Le sous-ministre rappelle d'ailleurs fièrement que si les élèves québécois se classent toujours parmi le premier cinquième aux épreuves de mathématique, de langue maternelle et de science des pays de l'OCDE, c'est parce que le ministère a toujours «su adapter ses programmes d'enseignement aux nouvelles réalités».
«Je regrette qu'on laisse entendre que le développement des compétences promu par la réforme exclut l'acquisition des matières de base. L'élève acquiert des connaissances tout en apprenant à s'en servir à bon escient.»
Preuve qu'on n'a pas l'intention de larguer le savoir de base, le temps de formation au primaire sera bonifié de 90 minutes par semaine en septembre 2006, afin de donner aux élèves l'occasion de se familiariser davantage avec les arts, les sciences et les sciences humaines, des disciplines souvent négligées faute de temps. Au secondaire, l'enseignement du français passe de 150 à 200 heures par année dès maintenant. On accordera plus de temps à la littérature française et québécoise.
«Nous avons remplacé les cours de biologie et d'écologie au début du secondaire par un cours de science et technologie, qui aidera les jeunes à comprendre l'application technologique des concepts scientifiques. Ces connaissances sont plus arrimées au monde auquel ils devront faire face en sortant de l'école.»
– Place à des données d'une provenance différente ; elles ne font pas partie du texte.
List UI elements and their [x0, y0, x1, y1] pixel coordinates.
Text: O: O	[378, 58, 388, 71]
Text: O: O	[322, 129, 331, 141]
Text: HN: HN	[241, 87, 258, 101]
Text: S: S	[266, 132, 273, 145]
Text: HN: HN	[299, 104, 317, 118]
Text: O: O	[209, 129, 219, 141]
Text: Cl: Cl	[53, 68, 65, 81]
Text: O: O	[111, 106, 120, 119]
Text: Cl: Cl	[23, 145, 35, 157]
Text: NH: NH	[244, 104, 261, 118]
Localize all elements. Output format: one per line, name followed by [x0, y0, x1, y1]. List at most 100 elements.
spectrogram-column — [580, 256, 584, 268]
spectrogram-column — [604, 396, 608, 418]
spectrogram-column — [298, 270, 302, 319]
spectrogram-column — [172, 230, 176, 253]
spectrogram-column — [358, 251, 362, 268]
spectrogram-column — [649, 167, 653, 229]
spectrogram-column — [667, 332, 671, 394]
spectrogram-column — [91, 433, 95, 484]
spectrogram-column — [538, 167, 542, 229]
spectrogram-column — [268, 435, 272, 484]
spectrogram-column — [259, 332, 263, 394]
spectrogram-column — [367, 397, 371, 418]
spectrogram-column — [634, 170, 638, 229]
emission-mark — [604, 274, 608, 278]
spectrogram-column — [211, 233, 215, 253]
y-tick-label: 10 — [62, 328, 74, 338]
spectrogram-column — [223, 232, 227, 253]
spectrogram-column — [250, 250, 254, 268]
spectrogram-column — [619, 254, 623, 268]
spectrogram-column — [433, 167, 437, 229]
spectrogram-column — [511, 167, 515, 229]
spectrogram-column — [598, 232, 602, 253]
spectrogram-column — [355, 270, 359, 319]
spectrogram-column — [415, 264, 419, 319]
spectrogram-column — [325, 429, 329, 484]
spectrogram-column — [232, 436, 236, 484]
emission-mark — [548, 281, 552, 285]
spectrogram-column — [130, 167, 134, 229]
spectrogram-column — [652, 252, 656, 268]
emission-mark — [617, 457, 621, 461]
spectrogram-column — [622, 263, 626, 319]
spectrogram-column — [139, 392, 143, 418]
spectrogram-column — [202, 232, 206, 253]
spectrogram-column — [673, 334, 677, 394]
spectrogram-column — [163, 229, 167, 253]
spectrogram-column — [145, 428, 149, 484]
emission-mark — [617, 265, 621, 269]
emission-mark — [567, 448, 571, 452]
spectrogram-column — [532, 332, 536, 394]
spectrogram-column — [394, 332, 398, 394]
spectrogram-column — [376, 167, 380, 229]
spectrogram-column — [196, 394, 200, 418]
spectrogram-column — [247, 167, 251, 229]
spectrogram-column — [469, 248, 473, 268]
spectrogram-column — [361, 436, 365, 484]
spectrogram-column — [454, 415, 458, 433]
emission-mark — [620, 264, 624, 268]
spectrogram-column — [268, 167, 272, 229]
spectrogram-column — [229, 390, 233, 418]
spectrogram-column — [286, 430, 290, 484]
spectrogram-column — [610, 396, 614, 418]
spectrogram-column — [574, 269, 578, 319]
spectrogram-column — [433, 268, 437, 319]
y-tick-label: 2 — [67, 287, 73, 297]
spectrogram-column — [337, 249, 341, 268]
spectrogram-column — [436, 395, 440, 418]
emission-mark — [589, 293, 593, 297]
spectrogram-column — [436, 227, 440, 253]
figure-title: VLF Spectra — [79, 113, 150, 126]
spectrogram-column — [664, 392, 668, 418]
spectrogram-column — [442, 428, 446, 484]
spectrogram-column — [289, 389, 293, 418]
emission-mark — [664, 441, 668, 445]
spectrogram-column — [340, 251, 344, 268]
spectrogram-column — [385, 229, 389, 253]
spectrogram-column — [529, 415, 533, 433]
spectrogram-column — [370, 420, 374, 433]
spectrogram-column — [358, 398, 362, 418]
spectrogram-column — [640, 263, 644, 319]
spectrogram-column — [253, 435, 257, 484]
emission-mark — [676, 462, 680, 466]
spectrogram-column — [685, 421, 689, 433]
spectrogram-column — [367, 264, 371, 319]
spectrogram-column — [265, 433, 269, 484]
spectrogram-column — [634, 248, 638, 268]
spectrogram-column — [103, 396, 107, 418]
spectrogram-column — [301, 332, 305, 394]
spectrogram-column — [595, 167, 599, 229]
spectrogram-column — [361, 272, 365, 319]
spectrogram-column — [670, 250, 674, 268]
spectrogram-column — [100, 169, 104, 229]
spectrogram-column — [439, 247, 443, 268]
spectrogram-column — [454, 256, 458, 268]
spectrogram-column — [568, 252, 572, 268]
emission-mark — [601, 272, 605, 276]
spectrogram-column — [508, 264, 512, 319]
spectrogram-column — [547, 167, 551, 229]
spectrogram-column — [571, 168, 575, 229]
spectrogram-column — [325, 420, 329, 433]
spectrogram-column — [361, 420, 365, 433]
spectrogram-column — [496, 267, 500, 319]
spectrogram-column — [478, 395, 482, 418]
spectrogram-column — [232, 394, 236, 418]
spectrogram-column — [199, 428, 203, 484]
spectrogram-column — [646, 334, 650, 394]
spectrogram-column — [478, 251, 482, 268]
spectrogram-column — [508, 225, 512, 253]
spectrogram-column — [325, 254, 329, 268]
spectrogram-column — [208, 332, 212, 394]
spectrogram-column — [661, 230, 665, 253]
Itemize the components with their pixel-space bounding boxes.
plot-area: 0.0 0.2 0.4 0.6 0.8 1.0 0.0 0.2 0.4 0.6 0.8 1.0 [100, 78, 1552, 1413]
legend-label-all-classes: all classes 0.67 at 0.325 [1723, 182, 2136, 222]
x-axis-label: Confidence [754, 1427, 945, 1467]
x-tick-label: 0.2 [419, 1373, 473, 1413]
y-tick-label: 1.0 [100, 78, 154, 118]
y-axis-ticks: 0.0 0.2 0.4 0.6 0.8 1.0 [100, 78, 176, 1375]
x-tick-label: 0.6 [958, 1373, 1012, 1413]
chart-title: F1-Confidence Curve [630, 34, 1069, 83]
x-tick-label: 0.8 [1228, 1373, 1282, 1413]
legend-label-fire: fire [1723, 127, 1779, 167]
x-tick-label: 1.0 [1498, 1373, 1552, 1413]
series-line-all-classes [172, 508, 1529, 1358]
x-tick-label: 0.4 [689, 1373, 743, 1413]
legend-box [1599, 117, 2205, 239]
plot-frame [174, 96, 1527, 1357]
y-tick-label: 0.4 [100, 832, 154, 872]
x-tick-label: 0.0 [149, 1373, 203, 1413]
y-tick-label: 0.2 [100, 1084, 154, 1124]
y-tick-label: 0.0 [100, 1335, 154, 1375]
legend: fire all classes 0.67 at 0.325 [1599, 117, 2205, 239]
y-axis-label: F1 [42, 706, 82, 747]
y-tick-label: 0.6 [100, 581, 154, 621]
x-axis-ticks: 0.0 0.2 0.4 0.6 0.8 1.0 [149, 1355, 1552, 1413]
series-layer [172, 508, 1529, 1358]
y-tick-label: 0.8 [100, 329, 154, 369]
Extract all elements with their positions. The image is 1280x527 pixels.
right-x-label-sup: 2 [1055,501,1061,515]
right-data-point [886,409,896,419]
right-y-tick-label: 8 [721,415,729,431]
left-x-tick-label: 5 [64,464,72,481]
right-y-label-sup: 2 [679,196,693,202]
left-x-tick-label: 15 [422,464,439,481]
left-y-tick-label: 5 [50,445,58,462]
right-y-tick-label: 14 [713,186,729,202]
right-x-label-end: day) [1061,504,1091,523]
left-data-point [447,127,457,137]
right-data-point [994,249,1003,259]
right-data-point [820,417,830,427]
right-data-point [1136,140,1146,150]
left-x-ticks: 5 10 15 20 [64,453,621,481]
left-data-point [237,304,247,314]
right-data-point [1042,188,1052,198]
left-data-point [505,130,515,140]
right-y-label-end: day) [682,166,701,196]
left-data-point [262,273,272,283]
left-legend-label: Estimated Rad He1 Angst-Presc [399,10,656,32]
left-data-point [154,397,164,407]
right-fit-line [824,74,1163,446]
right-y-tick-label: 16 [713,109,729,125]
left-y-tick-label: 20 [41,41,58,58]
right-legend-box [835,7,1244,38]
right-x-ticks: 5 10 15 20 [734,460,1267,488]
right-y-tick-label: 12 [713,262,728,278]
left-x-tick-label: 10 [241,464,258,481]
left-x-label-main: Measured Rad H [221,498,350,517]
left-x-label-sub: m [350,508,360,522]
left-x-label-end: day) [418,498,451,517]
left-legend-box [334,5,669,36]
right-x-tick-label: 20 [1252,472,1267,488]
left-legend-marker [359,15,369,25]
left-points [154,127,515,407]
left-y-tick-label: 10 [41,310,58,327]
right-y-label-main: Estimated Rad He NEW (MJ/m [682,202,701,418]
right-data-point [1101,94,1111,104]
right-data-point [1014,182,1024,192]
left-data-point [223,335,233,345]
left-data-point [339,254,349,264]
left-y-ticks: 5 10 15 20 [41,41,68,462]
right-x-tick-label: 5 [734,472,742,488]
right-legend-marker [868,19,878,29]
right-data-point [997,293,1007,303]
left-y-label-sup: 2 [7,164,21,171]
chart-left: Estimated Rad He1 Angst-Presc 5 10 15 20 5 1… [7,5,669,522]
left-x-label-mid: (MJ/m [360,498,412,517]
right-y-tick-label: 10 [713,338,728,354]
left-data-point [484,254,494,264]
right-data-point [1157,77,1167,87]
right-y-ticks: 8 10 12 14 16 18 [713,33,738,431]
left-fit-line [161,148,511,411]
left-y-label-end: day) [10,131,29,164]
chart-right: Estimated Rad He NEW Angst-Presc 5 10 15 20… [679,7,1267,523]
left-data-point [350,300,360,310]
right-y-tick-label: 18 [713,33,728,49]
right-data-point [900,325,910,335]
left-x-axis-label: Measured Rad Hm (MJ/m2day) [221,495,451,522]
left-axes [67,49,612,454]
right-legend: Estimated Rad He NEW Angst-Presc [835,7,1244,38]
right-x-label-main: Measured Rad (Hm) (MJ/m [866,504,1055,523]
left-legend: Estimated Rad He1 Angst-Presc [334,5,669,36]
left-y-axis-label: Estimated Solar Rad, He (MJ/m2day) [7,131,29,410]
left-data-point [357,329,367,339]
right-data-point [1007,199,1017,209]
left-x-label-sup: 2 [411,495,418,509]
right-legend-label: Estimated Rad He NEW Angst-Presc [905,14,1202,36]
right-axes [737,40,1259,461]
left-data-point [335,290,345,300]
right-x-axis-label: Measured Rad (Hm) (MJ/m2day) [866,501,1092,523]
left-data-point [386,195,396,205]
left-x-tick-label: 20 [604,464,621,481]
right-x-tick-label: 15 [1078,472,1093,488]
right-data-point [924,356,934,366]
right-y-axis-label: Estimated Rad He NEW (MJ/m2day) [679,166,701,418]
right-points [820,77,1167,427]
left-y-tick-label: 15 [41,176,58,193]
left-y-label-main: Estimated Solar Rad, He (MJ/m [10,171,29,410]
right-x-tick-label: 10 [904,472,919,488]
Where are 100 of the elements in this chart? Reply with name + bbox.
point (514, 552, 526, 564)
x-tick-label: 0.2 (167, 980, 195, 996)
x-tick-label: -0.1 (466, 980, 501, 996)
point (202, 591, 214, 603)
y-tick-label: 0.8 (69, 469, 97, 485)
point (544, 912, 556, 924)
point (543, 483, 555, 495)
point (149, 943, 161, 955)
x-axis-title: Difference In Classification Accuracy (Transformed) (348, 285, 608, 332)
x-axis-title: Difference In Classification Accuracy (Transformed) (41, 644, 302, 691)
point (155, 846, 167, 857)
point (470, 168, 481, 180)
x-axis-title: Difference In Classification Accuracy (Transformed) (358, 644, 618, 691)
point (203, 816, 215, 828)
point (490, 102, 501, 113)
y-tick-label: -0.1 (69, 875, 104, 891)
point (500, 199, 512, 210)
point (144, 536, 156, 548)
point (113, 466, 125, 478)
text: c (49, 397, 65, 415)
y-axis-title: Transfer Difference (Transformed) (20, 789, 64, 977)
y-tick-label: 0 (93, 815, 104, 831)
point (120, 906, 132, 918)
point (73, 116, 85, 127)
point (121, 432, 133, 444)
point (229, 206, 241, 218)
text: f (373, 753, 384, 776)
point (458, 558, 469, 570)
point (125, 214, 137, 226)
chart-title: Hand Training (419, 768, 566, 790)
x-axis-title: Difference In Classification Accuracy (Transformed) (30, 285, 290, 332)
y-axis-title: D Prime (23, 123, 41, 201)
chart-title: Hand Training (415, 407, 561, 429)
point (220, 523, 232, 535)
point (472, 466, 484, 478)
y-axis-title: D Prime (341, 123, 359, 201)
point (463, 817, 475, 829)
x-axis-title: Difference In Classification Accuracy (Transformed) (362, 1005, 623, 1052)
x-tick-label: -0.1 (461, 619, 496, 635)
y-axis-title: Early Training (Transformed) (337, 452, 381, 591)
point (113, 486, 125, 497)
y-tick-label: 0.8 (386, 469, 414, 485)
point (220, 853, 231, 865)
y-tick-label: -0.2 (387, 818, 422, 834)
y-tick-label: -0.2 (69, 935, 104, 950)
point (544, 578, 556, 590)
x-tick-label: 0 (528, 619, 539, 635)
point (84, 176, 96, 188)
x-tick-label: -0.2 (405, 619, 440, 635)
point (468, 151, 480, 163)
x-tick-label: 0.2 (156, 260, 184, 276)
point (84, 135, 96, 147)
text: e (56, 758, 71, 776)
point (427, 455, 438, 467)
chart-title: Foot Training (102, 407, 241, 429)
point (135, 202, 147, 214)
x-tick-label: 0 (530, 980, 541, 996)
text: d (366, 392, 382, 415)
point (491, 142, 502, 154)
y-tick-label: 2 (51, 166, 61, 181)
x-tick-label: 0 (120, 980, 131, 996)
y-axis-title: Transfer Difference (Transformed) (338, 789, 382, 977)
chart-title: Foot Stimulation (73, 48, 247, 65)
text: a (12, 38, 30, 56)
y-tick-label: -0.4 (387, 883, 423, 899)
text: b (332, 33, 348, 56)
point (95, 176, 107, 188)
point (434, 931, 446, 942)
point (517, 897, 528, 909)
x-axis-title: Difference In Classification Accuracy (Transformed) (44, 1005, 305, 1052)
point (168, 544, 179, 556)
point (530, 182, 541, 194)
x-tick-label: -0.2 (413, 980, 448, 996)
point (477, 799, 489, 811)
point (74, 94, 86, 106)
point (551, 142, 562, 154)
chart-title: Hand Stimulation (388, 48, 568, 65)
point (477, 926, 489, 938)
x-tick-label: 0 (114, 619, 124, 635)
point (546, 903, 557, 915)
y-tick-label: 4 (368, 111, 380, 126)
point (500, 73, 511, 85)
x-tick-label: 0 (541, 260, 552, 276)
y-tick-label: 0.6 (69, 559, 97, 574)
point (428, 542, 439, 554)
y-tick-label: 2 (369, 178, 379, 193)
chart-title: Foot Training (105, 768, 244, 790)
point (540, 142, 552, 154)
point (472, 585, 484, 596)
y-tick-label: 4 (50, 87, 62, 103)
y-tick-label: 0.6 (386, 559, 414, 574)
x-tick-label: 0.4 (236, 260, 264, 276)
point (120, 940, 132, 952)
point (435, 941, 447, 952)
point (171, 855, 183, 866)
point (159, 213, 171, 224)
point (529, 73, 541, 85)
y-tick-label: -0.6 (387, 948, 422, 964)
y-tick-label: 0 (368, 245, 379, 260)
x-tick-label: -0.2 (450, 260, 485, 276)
- Pierre Bergevin, sous-ministre adjoint à l'éducation préscolaire et à l'enseignement primaire et secondaire
Bref, quoi qu'en disent les détracteurs de la réforme, le système d'éducation n'est pas «à la remorque de l'entreprise, affirme M. Bergevin. L'approche par compétences permet le développement d'aptitudes qui pourront servir autant dans la vie citoyenne que professionnelle.»